First Minister Nicola Sturgeon has been very vocal about her commitment to care experienced young people, having ordered a "root and branch" review of the care system. The Care Review is expected to report back next year with early signs being that the report will have a good number of suggestions for change.
Who Cares? Scotland, the advocacy charity for young people in care, has released a report asking that action is taken now, rather than the Scottish Government and local authorities waiting for the Care Review report.
Some of the things Who Cares? Scotland is asking for are both absolute common sense and simultaneously difficult to implement. So, children would like to be kept together with brothers and sisters. This isn't always possible when the family is large and there are no foster places that can cope; it isn't always for the best for siblings to be kept together when there is trauma or abuse involved.

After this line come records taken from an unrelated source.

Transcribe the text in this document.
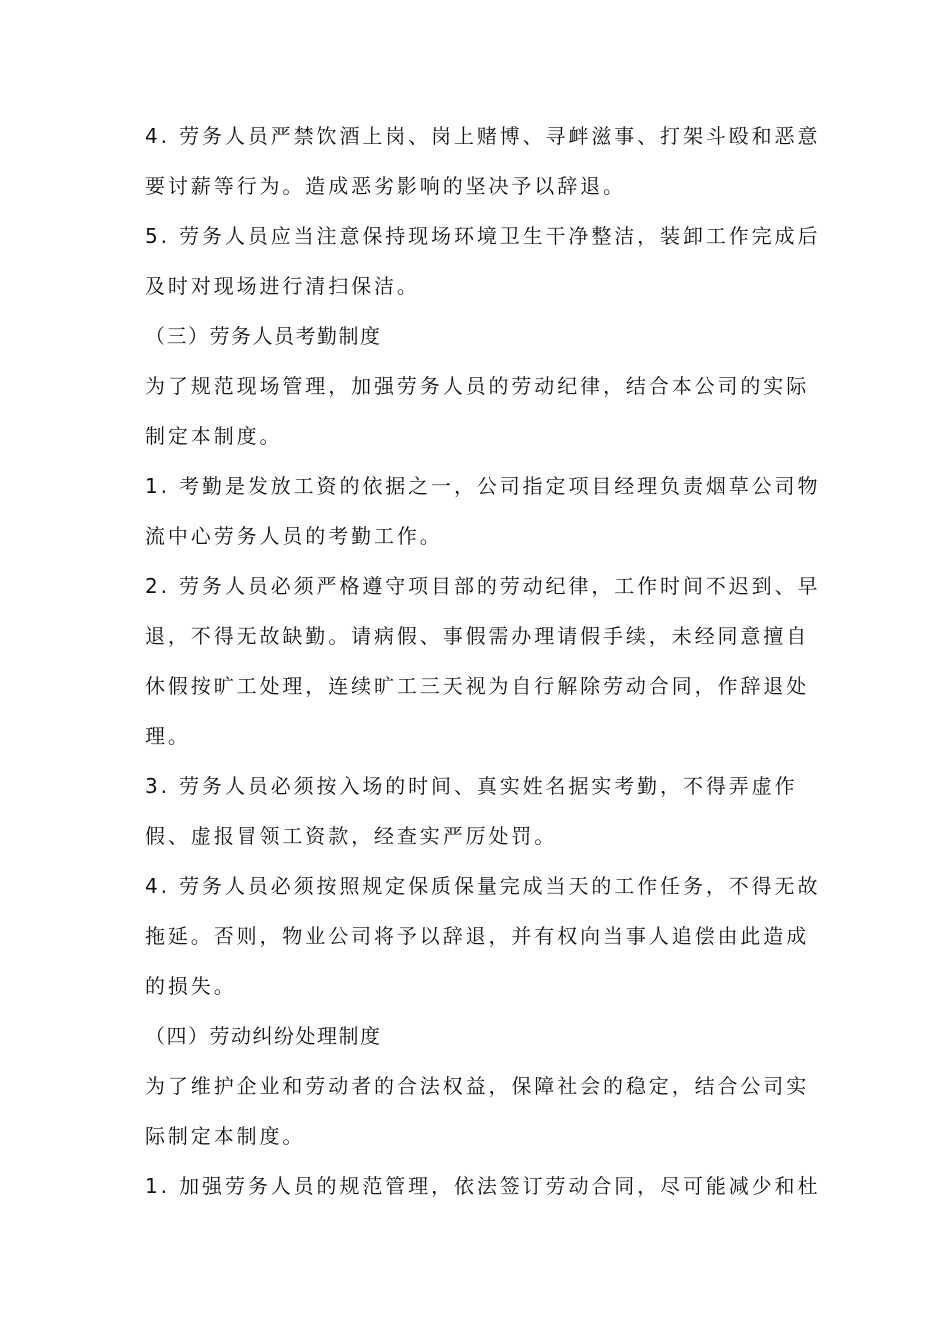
4. 劳务人员严禁饮酒上岗、岗上赌博、寻衅滋事、打架斗殴和恶意
要讨薪等行为。造成恶劣影响的坚决予以辞退。
5. 劳务人员应当注意保持现场环境卫生干净整洁，装卸工作完成后
及时对现场进行清扫保洁。
（三）劳务人员考勤制度
为了规范现场管理，加强劳务人员的劳动纪律，结合本公司的实际
制定本制度。
1. 考勤是发放工资的依据之一，公司指定项目经理负责烟草公司物
流中心劳务人员的考勤工作。
2. 劳务人员必须严格遵守项目部的劳动纪律，工作时间不迟到、早
退，不得无故缺勤。请病假、事假需办理请假手续，未经同意擅自
休假按旷工处理，连续旷工三天视为自行解除劳动合同，作辞退处
理。
3. 劳务人员必须按入场的时间、真实姓名据实考勤，不得弄虚作
假、虚报冒领工资款，经查实严厉处罚。
4. 劳务人员必须按照规定保质保量完成当天的工作任务，不得无故
拖延。否则，物业公司将予以辞退，并有权向当事人追偿由此造成
的损失。
（四）劳动纠纷处理制度
为了维护企业和劳动者的合法权益，保障社会的稳定，结合公司实
际制定本制度。
1. 加强劳务人员的规范管理，依法签订劳动合同，尽可能减少和杜
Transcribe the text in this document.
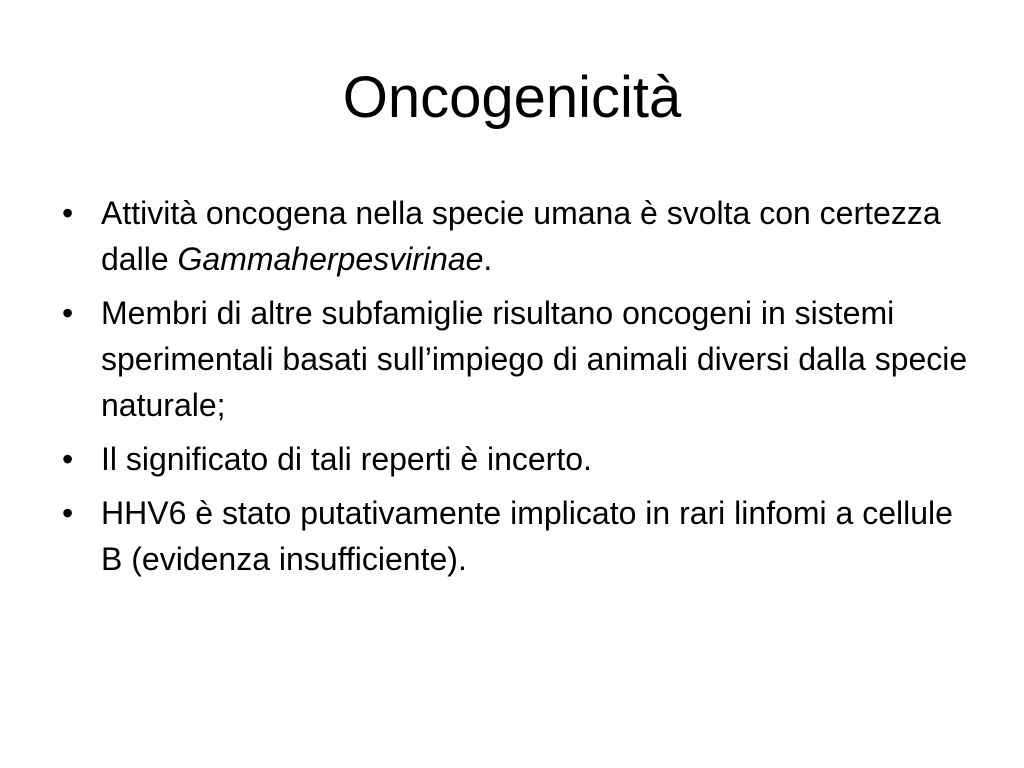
Oncogenicità
• Attività oncogena nella specie umana è svolta con certezza dalle Gammaherpesvirinae.
• Membri di altre subfamiglie risultano oncogeni in sistemi sperimentali basati sull’impiego di animali diversi dalla specie naturale;
• Il significato di tali reperti è incerto.
• HHV6 è stato putativamente implicato in rari linfomi a cellule B (evidenza insufficiente).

There must be love involved in the care system but how do you legislate love? How does a staff member show love in a paid role? Do they withdraw that love when they change jobs?
These take some working out, but Who Cares? Scotland is right in asking for that working out to happen faster.
There are hundreds and hundreds of children and young people in this country not reaching their full potential because they do not feel loved. They feel like outsiders, they feel less worthy than children who live with parents, they feel there is no one in their life who is not paid to be there.
Care must not be an oxymoron - it must have one meaning and one meaning only: a family for children without. It is the responsibility of society to create that but it cannot be created while stigma against children in care exists.
That is the easiest change, the quickest and one that would be of great significance: for people to lay their prejudices aside.